A l'appui de conclusions tendant à obtenir la condamnation du conservateur à exécuter la publication sous astreinte de 1 000 F par jour de retard, le créancier invoqua deux moyens.

Le premier consista à affirmer que cette publication était régie par le chapitre III du décret du 4 janvier 1955 relatif, selon son intitulé, à la " publicité des droits sur les immeubles autres que les privilèges et hypothèques " et non du chapitre II du même décret qui concerne " la publicité des privilèges et hypothèques".

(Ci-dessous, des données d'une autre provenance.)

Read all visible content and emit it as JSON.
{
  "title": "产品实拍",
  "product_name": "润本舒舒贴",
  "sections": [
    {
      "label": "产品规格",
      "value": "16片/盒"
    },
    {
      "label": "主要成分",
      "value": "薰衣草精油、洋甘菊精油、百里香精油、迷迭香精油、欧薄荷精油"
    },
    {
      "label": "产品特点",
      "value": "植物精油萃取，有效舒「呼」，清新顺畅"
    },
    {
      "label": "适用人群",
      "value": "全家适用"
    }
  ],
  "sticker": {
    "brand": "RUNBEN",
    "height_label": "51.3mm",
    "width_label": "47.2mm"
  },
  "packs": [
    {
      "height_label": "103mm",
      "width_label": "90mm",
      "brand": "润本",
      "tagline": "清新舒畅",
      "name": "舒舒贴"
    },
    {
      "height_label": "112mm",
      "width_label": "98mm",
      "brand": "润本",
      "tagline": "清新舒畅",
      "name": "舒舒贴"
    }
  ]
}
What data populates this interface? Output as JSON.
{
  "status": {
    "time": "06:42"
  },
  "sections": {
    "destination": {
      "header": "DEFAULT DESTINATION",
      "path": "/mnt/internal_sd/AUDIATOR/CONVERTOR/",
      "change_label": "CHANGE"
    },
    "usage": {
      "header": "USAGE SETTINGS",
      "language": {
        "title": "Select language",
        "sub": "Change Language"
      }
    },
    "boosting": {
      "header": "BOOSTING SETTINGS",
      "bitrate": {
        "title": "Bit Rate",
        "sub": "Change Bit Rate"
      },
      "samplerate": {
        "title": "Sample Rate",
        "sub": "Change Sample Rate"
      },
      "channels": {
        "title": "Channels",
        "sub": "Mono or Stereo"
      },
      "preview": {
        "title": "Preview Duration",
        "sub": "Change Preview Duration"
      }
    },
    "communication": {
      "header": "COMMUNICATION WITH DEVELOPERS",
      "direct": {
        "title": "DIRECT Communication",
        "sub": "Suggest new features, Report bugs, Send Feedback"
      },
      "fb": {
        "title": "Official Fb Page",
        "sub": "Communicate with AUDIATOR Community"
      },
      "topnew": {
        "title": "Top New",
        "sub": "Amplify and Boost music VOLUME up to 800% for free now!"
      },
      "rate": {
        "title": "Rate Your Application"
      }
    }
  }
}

Quant au second, il fut avancé à titre subsidiaire; il se ramena à soutenir qu' " à supposer même que la publicité relève du chapitre II du décret, elle est nécessaire pour concilier le droit fondamental d'exercer le pourvoi en cassation et la sauvegarde des droits des tiers " c'est-à-dire, est-il expliqué, qu'il faut que le succès du pourvoi puisse leur être rétroactivement opposé.

Dans ses écritures, la société B.. développa longuement les raisons ainsi données mais aucune d'elles ne valait critique pertinente des motifs de la décision attaquée.

En effet, il était constant que le seul droit immobilier désigné dans l'acte en cause était un privilège.

Aussi ne pouvait-il pas être fait grief au conservateur d'avoir considéré que la publication demandée n'était pas susceptible d'être opérée selon les modalités propres à la publicité des droits sur les immeubles autres que les privilèges et les hypothèques.

C'est pourtant cette évidence que la demanderesse a estimé devoir combattre.

Dans ce but, elle a allégué que " le chapitre III du décret du 4 janvier 1955 constitue le droit commun de la publicité foncière tandis que le chapitre II est d'interprétation restrictive ".

Corrélativement, elle s'est prévalue du 2° de l'article 28 de ce décret qui soumet obligatoirement à la publicité " les actes entre vifs dressés distinctement pour constater les clauses d'inaliénabilité temporaire et toutes autres restrictions au droit de disposer ".

Elle a également fait appel à l'article 37 du même décret qui énumère des documents admis à être publiés " pour l'information des usagers ".

La liste ainsi dressée serait énonciative et non limitative si bien que rien n'empêcherait de publier la relation d'un recours en cassation formé contre un jugement de mainlevée.

Ces arguments rapprochés des motifs de fait et de droit qu'ils étaient censés réfuter étaient manifestement sans valeur.

Ils tendaient seulement à désorienter l'adversaire en suscitant l'impression qu'existaient des difficultés là ou il n'y en avait aucune.

En réalité, avant comme depuis le décret du 4 janvier 1955, la publicité des privilèges et des hypothèques, d'une part, est entièrement séparée de celle des autres droits sur les immeubles et, d'autre part, est strictement limitée à la délivrance des inscriptions subsistantes avec, s'il y en a, les mentions en marge qui leur ont été ajoutées.

Dans la présente affaire, le document à publier ne citait d'autre droit immobilier qu'un privilège; mais il ne constituait pas un bordereau d'inscription et n'était pas non plus susceptible d'être mentionné en marge d'un bordereau déjà formalisé.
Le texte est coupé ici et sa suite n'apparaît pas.